The Balance Of The Mind
February 24, 2021
Mental health is often overlooked and not taken into consideration of our everyday lives. According to MentalHealth.gov (2021), “Mental health includes our emotional, psychological, and social being.”
Mental health is often linked to more broad and major issues such as depression or anxiety. Most people don’t know that their mental health can affect things as little as the way you think, feel, and act.
The accumulation of unattended mental health could lead to even bigger issues such as, the way we handle stress, make life decisions, and the way we portray the world. These issues can later be the causes for depression and anxiety.
Aspects that also could play into the effect of your mental health are life experiences, family history of mental health, genes, and brain chemistry.
During this time of being in a pandemic and doing remote learning, maintaining your mental health is even more important. Some early signs of a mental health problem are irregular eating and sleeping habits such as too little or too much, avoiding people or usual habits, feeling numb or as if nothing matters, etc.
We asked several students how their mental health is during virtual school and if it was affected by virtual school.
“I feel like I’m a lot more isolated now since virtual school started. My mental health has never been the best, but virtual school has probably made it worse,” replied Lydia Spitzley, a junior of Thomas Dale.
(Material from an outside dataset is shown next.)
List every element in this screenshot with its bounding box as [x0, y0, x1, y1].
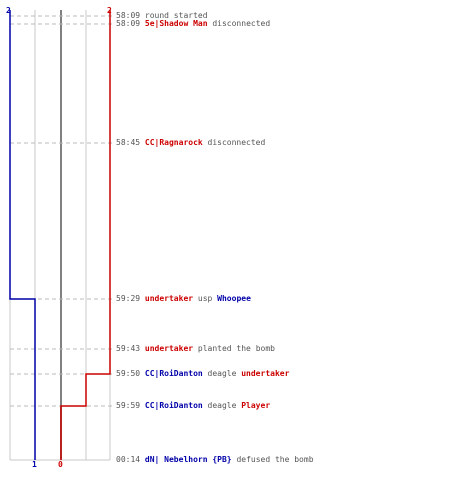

Not all students are struggling with their mental health this year.
“I feel like my mental health has gotten better because I see myself not stressed out or overthinking anymore,” replied Janya Tate, a junior of Thomas Dale.
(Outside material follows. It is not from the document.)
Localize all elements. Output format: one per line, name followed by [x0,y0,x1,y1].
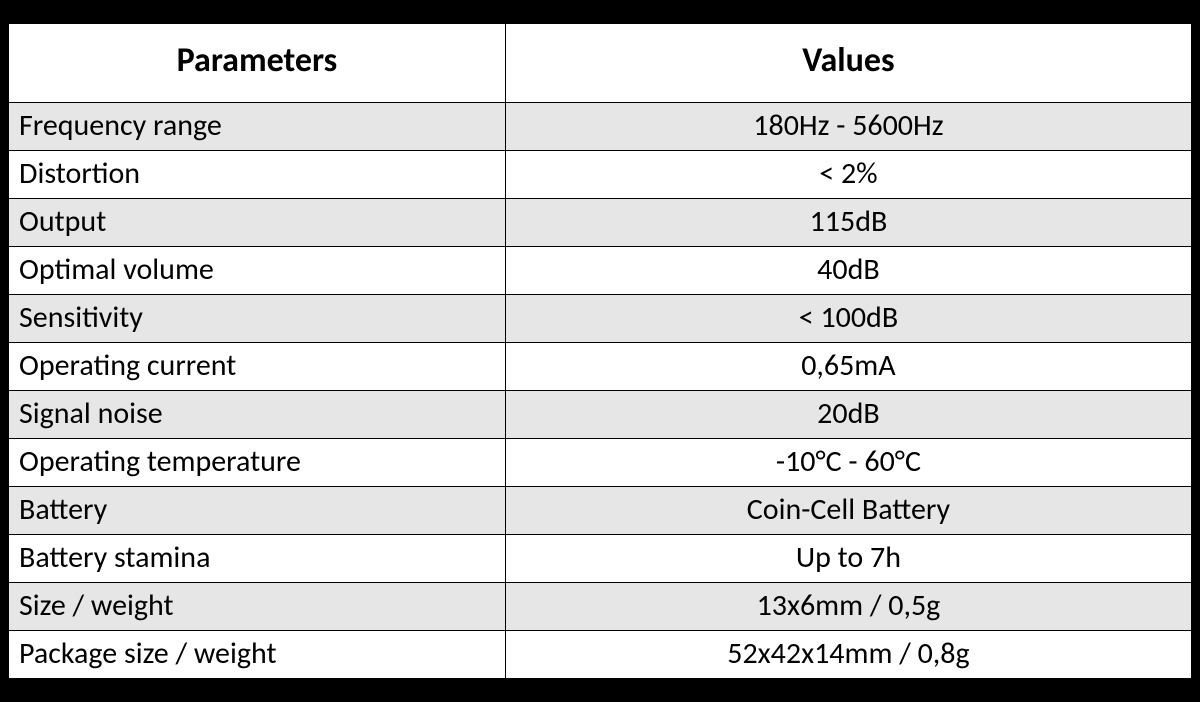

There are many ways to maintain and improve your mental health. According to MentalHealth.gov (2021), “Some ways to improve your mental health are to stay positive, talking to someone you have a close relationship with and trust, being productive, and developing coping skills.”
If you or someone you know are seeking mental health counseling, Better Help.com is a trusted counseling source that includes more than 16,000 licensed therapists.
You are matched with a therapist based on a questionnaire filled out by you including your issues and concerns. This site allows you to message your counselor anytime via website or the mobile app.
For local help, Chesterfield County Mental Health Department(804-748-1227), is located at Rogers Building 6801 Lucy Corr Blvd. Chesterfield 23832. This department takes walk-in patients Monday-Thursday from 8:30 a.m. to 9:00 p.m and on Friday from 8:30 a.m to 5:00 p.m. The 24 hour crisis line(804-748-6356) is also available to those seeking immediate help.